And of the two webs, which is the more resilient? Which requires outside sources of energy to power it? I think you know the answer: One Google search is equal to turning on a 60W light bulb for 17 seconds.
We know that trees make us happy. Why? We’re not sure. I imagine that most people my age, those who spent their childhood summers running wild outside, hold their favorite trees in memory. That one secret tree that cherished them, no matter what. Mine was the beautiful willow in our back yard. I would sit up there for hours, unseen and surrendered, to her solid silent serenity. Time stopped. Love settled in.
Climbing down I would hardly remember that afternoon. What had just happened? Where did I go?
Later, when I left the desert of south central Idaho for college, and noticed all across this vast land how trees, so rare that each one had to be planted, and tended, in Twin Falls, Idaho, grew increasingly thick and various as the bus drove east. The vast treed landscape of the land east of the Mississippi River thrilled me.
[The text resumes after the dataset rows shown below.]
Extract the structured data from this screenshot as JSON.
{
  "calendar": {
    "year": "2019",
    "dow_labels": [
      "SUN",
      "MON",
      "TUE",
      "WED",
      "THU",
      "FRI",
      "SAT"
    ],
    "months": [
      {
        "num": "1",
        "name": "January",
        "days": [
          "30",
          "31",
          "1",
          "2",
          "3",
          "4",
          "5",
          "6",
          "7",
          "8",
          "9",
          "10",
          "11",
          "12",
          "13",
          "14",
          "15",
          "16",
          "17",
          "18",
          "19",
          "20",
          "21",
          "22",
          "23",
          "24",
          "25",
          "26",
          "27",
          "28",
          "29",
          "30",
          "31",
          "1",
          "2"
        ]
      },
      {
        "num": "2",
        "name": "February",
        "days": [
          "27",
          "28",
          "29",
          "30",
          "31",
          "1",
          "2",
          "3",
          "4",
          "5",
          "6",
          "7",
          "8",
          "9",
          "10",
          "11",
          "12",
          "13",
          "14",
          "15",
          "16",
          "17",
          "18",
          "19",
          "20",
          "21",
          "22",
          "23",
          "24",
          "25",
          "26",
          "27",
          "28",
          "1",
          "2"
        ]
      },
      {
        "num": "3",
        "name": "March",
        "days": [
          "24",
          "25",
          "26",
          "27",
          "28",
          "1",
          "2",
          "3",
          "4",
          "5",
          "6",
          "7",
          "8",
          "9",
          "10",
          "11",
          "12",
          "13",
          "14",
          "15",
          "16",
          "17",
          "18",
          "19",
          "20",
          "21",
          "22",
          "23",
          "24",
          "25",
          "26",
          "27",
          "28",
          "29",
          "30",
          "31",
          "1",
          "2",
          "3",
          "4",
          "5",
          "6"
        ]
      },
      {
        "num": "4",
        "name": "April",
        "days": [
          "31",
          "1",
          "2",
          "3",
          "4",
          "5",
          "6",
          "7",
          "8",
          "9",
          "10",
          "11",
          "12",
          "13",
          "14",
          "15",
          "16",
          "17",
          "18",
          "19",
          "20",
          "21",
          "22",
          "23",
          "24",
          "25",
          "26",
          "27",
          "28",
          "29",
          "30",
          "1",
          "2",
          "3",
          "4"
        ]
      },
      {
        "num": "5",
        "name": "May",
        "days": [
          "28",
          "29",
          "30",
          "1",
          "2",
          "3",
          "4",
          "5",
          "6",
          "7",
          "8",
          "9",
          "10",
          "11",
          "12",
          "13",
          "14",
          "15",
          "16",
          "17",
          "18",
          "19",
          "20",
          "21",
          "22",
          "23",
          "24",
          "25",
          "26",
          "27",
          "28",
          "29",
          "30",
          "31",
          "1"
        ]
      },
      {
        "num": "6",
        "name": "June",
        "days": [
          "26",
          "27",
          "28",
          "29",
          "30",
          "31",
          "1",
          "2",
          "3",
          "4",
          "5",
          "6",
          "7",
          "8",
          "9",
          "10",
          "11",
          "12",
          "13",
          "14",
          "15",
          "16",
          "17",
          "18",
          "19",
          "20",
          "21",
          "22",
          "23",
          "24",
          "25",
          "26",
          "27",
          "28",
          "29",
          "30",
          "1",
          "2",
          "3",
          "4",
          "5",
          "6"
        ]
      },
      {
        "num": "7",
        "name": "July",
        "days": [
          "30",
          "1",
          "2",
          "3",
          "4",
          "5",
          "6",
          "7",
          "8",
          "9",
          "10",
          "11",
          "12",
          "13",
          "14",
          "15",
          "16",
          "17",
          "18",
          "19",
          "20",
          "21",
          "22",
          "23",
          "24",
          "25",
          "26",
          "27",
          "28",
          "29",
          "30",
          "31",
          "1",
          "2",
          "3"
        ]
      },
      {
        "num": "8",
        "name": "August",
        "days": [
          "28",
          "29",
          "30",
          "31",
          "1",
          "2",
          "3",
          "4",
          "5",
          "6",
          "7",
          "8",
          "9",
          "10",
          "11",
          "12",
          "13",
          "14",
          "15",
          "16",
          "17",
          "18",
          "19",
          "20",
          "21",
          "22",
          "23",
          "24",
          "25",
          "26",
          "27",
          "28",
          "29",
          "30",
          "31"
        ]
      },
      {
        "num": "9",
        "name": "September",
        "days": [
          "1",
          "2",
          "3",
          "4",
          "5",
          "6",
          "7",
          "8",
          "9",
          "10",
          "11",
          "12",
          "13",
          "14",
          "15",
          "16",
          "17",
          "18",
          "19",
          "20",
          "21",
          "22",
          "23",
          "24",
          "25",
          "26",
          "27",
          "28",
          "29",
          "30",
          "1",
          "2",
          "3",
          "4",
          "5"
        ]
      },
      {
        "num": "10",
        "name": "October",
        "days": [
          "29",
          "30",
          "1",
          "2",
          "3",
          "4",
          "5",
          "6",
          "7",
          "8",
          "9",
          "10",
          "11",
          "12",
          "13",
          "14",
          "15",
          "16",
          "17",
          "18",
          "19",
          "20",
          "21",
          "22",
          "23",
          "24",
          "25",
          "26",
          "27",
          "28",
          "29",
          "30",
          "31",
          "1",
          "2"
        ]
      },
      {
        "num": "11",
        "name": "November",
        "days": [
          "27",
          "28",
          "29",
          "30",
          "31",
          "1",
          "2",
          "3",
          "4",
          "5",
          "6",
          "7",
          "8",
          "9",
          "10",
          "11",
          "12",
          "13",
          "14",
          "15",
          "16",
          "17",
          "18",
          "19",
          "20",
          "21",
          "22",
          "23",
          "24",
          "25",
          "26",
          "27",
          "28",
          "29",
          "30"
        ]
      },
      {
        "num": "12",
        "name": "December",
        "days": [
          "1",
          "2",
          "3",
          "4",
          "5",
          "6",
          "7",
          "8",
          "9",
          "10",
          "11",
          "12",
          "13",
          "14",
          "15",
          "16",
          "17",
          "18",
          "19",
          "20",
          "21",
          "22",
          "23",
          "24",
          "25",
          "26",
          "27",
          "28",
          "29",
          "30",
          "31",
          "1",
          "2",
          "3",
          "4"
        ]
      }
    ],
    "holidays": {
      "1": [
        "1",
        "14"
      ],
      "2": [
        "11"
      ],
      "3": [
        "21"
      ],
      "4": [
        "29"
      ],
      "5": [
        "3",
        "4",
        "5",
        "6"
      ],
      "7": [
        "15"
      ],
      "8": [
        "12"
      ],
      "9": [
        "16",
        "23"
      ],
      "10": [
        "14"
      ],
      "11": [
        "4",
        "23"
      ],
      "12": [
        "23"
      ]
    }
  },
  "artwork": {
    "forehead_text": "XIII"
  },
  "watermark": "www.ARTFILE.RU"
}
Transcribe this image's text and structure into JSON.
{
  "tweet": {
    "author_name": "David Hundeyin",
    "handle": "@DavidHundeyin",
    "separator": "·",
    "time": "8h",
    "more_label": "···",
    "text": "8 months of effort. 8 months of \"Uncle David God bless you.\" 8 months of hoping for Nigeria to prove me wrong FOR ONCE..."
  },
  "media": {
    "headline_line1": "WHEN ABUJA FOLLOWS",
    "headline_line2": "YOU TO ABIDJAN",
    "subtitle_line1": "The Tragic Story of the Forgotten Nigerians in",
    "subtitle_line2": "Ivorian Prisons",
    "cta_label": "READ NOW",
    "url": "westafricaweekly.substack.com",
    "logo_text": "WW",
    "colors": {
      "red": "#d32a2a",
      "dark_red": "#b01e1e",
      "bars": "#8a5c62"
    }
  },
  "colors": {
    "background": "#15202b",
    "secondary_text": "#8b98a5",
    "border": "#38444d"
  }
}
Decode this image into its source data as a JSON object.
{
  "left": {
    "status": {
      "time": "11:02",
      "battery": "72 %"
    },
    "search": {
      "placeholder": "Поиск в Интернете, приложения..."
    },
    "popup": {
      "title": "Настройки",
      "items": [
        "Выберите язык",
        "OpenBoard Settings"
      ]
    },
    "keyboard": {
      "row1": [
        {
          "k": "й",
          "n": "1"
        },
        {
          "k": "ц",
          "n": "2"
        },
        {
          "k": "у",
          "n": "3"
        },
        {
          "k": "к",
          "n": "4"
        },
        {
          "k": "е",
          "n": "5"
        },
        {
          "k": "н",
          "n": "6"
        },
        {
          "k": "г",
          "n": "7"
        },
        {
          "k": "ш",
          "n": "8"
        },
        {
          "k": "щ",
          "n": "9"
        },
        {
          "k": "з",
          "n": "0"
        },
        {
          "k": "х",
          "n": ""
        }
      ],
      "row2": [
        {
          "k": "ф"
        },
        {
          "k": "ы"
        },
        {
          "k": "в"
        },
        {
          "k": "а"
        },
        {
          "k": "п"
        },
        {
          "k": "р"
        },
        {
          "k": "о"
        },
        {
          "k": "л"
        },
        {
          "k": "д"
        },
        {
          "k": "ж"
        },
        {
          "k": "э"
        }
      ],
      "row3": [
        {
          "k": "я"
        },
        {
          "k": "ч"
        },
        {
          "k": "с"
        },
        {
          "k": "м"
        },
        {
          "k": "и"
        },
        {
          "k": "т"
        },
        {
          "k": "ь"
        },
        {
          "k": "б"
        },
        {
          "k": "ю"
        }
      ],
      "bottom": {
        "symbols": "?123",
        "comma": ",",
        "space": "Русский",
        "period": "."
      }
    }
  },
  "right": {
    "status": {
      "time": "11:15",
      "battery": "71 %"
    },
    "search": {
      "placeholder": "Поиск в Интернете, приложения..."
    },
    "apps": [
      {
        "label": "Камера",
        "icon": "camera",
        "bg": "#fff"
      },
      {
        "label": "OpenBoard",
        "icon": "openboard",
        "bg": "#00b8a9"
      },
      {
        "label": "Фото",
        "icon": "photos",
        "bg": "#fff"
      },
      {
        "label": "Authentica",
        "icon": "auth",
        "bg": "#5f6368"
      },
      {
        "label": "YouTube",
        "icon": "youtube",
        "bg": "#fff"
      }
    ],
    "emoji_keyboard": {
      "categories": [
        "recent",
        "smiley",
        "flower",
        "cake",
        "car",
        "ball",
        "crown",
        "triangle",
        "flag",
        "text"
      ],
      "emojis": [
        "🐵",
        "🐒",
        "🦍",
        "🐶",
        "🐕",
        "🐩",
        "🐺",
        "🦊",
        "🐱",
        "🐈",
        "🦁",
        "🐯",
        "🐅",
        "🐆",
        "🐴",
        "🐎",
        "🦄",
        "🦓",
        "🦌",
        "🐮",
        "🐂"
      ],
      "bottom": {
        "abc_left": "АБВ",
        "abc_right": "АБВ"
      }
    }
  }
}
Now I walk in the hardwood forests of Southern In-Diana, whenever I am in need of solace. Grateful, as ever, for the company.
May we learn from the trees how to live in harmony with both each other and the Earth.
Last month in India, 800,000 volunteers planted 50 million trees in 24 hours. Clearly, when there is a will, there is a way.
A few days ago I heard about a young woman in Bloomington, back a few years before I arrived, who sat high in a 70-foot oak tree for five months, refusing to come down even during thunderstorms. She was protesting a planned apartment development in a swatch of forest on the west side of town, which of course, despite community protests, eventually got built.
What would happen if we really and truly began to feel the aliveness with a single tree? Within a community of trees? How would we humans change?